Fig. 5.

ELP5 promotes P53 expression by IRES-dependent translation. a ELP5 depletion substantially rescued the accumulation and activation of P53 and P53-mediated apoptosis under GEM treatment at IC₅₀ for 72 h in GBC cells. b RT-qPCR confirmed that ELP5 depletion did not affect the P53 mRNA level with or without GEM treatment, but P53 target genes (i.e., P21 and MDM2) displayed dramatically reduced mRNA levels in ELP5^−/− cells. c ELP5 depletion could not affect the P53 degradation rate in GBC cells. The P53 protein level was normalized to that of β-Actin, and the P53 protein levels in each cell were set as 1 at the 0 time point. d Schematic drawing of the exogenously delivered P53 construct with or without an IRES sequence within the 5′-UTR of the P53 ORF sequence, IRES-P53-Flag, and P53-Flag, respectively. UTR, untranslated region; ORF, open-reading frame. e The IRES-P53-Flag construct was inefficiently expressed in ELP5-depleted cells, but P53-Flag construct was adequately expressed in ELP5-depeleted and WT cells. f Schematic drawing of the bicistronic construct inserted with P53 IRES between Rluc and Fluc.

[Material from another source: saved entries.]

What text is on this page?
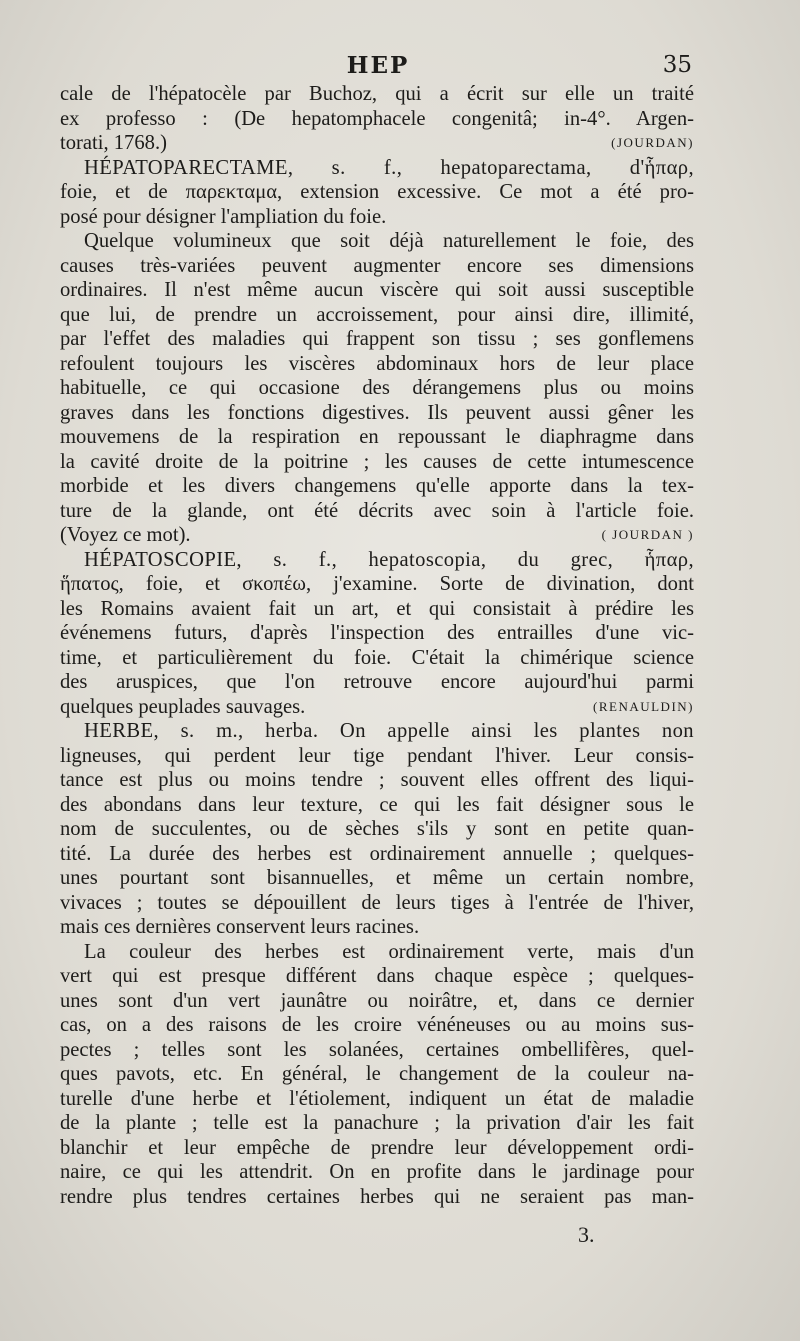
HEP	35
cale de l'hépatocèle par Buchoz, qui a écrit sur elle un traité
ex professo : (De hepatomphacele congenitâ; in-4°. Argen-
torati, 1768.)	(JOURDAN)
HÉPATOPARECTAME, s. f., hepatoparectama, d'ἧπαρ,
foie, et de παρεκταμα, extension excessive. Ce mot a été pro-
posé pour désigner l'ampliation du foie.
Quelque volumineux que soit déjà naturellement le foie, des
causes très-variées peuvent augmenter encore ses dimensions
ordinaires. Il n'est même aucun viscère qui soit aussi susceptible
que lui, de prendre un accroissement, pour ainsi dire, illimité,
par l'effet des maladies qui frappent son tissu ; ses gonflemens
refoulent toujours les viscères abdominaux hors de leur place
habituelle, ce qui occasione des dérangemens plus ou moins
graves dans les fonctions digestives. Ils peuvent aussi gêner les
mouvemens de la respiration en repoussant le diaphragme dans
la cavité droite de la poitrine ; les causes de cette intumescence
morbide et les divers changemens qu'elle apporte dans la tex-
ture de la glande, ont été décrits avec soin à l'article foie.
(Voyez ce mot).	( JOURDAN )
HÉPATOSCOPIE, s. f., hepatoscopia, du grec, ἧπαρ,
ἥπατος, foie, et σκοπέω, j'examine. Sorte de divination, dont
les Romains avaient fait un art, et qui consistait à prédire les
événemens futurs, d'après l'inspection des entrailles d'une vic-
time, et particulièrement du foie. C'était la chimérique science
des aruspices, que l'on retrouve encore aujourd'hui parmi
quelques peuplades sauvages.	(RENAULDIN)
HERBE, s. m., herba. On appelle ainsi les plantes non
ligneuses, qui perdent leur tige pendant l'hiver. Leur consis-
tance est plus ou moins tendre ; souvent elles offrent des liqui-
des abondans dans leur texture, ce qui les fait désigner sous le
nom de succulentes, ou de sèches s'ils y sont en petite quan-
tité. La durée des herbes est ordinairement annuelle ; quelques-
unes pourtant sont bisannuelles, et même un certain nombre,
vivaces ; toutes se dépouillent de leurs tiges à l'entrée de l'hiver,
mais ces dernières conservent leurs racines.
La couleur des herbes est ordinairement verte, mais d'un
vert qui est presque différent dans chaque espèce ; quelques-
unes sont d'un vert jaunâtre ou noirâtre, et, dans ce dernier
cas, on a des raisons de les croire vénéneuses ou au moins sus-
pectes ; telles sont les solanées, certaines ombellifères, quel-
ques pavots, etc. En général, le changement de la couleur na-
turelle d'une herbe et l'étiolement, indiquent un état de maladie
de la plante ; telle est la panachure ; la privation d'air les fait
blanchir et leur empêche de prendre leur développement ordi-
naire, ce qui les attendrit. On en profite dans le jardinage pour
rendre plus tendres certaines herbes qui ne seraient pas man-
3.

Rluc, Renilla luciferase; Fluc, Firefly luciferase. g P53 IRES activity was notably reduced in ELP5-depleted cells, as assessed by the ratio of Fluc to Rluc via dual-luciferase reporter assay. h, i Ectopically expressed ELP5 in P53-knockout cells (h) could not rescue the reduced GEM-induced apoptosis caused by P53 depletion (i). Data represent the mean ± S.D., n = 3 independent experiments in b, c, g, i, error bars represent S.D. Unpaired Student’s t tests were used in b, g, i (NS, non-significant, ^*P < 0.05, ^**P < 0.01 and ^***P < 0.001).